Book review: D'Alembert's Principle

June 19, 2018. Review of D’Alembert’s Principle (1996), a playful novel about love, loss, and logic by Andrew Crumey.

D’Alembert’s Principle: A Novel in Three Panels is less a triptych than three distinct novellas, united by a loose framing device and a simple thesis: humans are complicated, and imagination (in the form of storytelling) is the best way of dealing with them.

Portrait of Jean Le Rond d'Alembert (1753). Maurice Quentin de La Tour.

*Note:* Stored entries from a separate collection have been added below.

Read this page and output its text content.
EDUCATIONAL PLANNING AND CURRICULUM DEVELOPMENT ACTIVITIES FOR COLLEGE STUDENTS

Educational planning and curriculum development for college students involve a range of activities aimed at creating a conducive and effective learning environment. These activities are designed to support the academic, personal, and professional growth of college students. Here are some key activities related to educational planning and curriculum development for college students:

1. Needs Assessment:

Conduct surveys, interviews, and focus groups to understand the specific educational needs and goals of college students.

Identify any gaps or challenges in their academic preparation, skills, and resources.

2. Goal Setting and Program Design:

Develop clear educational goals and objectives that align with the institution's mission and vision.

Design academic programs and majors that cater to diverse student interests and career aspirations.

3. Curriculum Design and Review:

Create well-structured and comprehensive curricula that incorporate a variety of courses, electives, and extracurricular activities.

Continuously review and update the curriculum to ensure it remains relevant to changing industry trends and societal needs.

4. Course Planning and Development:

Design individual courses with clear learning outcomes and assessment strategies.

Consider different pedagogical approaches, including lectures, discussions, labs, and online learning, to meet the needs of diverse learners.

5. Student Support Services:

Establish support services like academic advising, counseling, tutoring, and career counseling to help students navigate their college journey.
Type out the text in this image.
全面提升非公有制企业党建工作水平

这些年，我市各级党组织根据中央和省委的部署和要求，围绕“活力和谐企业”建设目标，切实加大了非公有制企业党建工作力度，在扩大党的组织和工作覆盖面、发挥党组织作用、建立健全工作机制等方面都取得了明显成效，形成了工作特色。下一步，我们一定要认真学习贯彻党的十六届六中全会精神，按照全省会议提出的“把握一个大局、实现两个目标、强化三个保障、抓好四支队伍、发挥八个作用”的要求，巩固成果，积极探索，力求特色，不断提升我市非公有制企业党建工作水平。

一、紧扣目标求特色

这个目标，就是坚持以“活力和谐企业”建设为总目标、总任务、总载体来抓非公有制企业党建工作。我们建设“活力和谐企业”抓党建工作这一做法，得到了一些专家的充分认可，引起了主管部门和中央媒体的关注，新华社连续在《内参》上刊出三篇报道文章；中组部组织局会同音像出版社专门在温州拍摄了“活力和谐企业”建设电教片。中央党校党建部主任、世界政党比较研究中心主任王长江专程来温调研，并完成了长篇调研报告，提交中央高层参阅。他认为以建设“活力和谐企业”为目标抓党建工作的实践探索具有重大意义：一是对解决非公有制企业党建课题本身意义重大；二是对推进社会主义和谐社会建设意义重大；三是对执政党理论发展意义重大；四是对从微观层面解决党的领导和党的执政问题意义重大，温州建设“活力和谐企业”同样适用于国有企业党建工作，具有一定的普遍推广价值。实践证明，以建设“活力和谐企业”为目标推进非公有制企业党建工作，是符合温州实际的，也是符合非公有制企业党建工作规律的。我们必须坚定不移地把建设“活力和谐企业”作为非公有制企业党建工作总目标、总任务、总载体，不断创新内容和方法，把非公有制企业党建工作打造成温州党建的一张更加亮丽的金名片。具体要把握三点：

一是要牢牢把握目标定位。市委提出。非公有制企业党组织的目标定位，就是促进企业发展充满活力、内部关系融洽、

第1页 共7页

The first “panel” is the deathbed confessional of Jean le Rond d’Alembert, the French polymath who discovered the wave equation and co-edited the first encyclopaedia with Diderot. D’Alembert is cast as a tragicomic figure, whose belief in a governing rational order clashes with the messy realities of human life, particularly in the romantic sphere. Crumey is inspired by the real-life love square involving d’Alembert, salon hostess Julie de Lespinasse, and de Lespinasse’s two paramours, Marquis de Mora and Comte de Guibert. De Lespinasse’s letters famously describe her doomed affairs with de Mora and de Guibert, but the novel takes up d’Alembert’s side of the story: the final reflections of a heartbroken old man, oblivious until too late and unable to process the years of deception. There is genuine human drama here, and Crumey strikes a nice balance between sympathy for Julie and the clueless Jean, the demands of the historical mise-en-scene, and his ultimate authorial goal: lampooning d’Alembert’s carving of the world into neat categories. Indeed, in a subtle bait-and-switch, d’Alembert’s titular “principle” is not his reformulation of classical mechanics, but his division of human activity into Memory, Reason, and Imagination. The first part of the novel represents Memory.

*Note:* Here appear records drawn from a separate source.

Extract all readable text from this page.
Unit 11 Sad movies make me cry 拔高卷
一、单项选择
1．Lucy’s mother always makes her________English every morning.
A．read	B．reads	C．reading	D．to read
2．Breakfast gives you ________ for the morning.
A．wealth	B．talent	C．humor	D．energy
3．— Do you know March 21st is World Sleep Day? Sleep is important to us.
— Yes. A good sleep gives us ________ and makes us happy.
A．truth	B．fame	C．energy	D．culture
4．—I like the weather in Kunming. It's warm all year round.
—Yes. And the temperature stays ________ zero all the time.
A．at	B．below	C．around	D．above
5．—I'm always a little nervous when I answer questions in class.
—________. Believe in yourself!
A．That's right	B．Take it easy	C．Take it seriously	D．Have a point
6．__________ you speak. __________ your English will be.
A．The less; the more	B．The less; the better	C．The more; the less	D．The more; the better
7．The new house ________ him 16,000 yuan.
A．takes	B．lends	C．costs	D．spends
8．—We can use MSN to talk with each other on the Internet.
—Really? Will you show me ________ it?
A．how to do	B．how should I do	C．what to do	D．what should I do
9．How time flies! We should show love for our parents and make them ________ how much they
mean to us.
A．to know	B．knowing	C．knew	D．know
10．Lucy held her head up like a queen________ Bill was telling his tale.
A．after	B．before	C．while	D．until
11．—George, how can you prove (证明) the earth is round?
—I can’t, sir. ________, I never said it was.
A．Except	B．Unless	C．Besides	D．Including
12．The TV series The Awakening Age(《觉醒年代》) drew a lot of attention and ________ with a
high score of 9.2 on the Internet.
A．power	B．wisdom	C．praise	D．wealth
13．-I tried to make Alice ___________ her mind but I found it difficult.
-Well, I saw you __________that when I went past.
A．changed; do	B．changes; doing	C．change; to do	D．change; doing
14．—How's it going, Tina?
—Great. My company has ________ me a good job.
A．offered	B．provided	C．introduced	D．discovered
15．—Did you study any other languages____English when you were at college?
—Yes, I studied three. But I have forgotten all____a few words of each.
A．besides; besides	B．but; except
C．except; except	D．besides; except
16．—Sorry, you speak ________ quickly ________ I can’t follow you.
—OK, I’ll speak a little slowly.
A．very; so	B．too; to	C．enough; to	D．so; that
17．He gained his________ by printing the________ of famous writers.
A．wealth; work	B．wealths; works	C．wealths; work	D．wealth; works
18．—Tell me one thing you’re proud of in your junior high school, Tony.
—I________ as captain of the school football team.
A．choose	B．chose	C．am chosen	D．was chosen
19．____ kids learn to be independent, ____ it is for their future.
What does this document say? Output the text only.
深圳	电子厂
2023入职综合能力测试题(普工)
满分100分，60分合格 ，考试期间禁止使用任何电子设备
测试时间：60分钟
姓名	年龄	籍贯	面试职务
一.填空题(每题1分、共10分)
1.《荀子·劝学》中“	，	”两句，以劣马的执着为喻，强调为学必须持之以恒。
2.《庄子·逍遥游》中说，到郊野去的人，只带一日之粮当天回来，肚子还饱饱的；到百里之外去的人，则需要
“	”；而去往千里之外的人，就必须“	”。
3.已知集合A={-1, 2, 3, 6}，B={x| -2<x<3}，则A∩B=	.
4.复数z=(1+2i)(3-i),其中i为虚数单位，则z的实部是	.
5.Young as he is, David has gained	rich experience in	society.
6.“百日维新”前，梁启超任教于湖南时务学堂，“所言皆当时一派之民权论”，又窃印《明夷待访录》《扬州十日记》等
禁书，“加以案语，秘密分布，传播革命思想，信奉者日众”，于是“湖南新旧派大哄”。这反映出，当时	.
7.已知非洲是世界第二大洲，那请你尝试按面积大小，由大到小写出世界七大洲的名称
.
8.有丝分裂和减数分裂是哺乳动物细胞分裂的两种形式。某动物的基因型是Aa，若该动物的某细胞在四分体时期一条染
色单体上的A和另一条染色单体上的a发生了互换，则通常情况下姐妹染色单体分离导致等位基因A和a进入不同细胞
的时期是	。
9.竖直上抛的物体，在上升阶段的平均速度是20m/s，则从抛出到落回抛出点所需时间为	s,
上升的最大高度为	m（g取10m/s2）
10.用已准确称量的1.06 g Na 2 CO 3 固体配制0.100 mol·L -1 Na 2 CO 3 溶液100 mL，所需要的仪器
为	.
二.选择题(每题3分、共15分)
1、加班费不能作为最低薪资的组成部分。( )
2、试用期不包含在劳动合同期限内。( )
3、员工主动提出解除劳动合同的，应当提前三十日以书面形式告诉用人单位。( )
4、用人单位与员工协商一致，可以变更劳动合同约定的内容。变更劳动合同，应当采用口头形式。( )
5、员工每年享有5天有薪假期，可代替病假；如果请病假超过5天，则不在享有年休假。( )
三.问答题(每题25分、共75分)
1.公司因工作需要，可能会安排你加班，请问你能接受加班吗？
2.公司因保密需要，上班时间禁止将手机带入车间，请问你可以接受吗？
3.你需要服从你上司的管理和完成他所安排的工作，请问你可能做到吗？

This brings us to the second part of the novel, The Cosmography of Magnus Fergusson. There is a big shift from the restrained tone of the memoir to a wackily metafictional and sometimes undergraduate mode; the Cosmography reads like B-sides to Italo Calvino’s Cosmicomics. The “biographical preface”, on the other hand, outshines the cosmography itself, deftly and humorously reworking some old philosophical ideas. The highlight is the “antisolipsist” McDade, who cannot be convinced that he exists, a figure Fergusson invents as he zones out from a fist-fight. In Crumey’s larger schemata, Fergusson stands for reason unhinged, abstracting and destabilising reality as it does so. He is the brilliant but clueless d’Alembert reductio ad absurdum.

The last section, Tales from Rreinnstadt, picks up where Crumey’s light-hearted novel Pfitz leaves off. Rreinnstadt is an elaborately designed fictional world, a clear reference to Borges’ “Tlön, Uqbar, Orbis Tertius”, but with a twist: Pfitz, a character who persists despite the efforts of the Rreinnstadt biographers to uninvent him. Pfitz is the vital embodiment of Imagination, constantly fabulating, no stranger to philosophy but in touch with human nature, coarse, earthy, balanced. In this section, Crumey’s games with layering, narration, and unreliability are more successful and to the point, culminating in a marvellous fragment about an astronomical clock, something like Kafka writing about the Prague orloj.

Pfitz’s refusal to take ideas too seriously, or to reduce life to a single totalising principle, allow him to navigate the chaos of human affairs with equanimity. He is the moral centre of the book, the answer to the seemingly insoluble questions of human nature d’Alembert poses. Perhaps D’Alembert’s Principle mirrors Crumey’s shift from mathematical physics to writing fiction and editing a Sunday broadsheet. Or perhaps he simply knows that some imaginative padding is the best way to deal with an unpredictable world.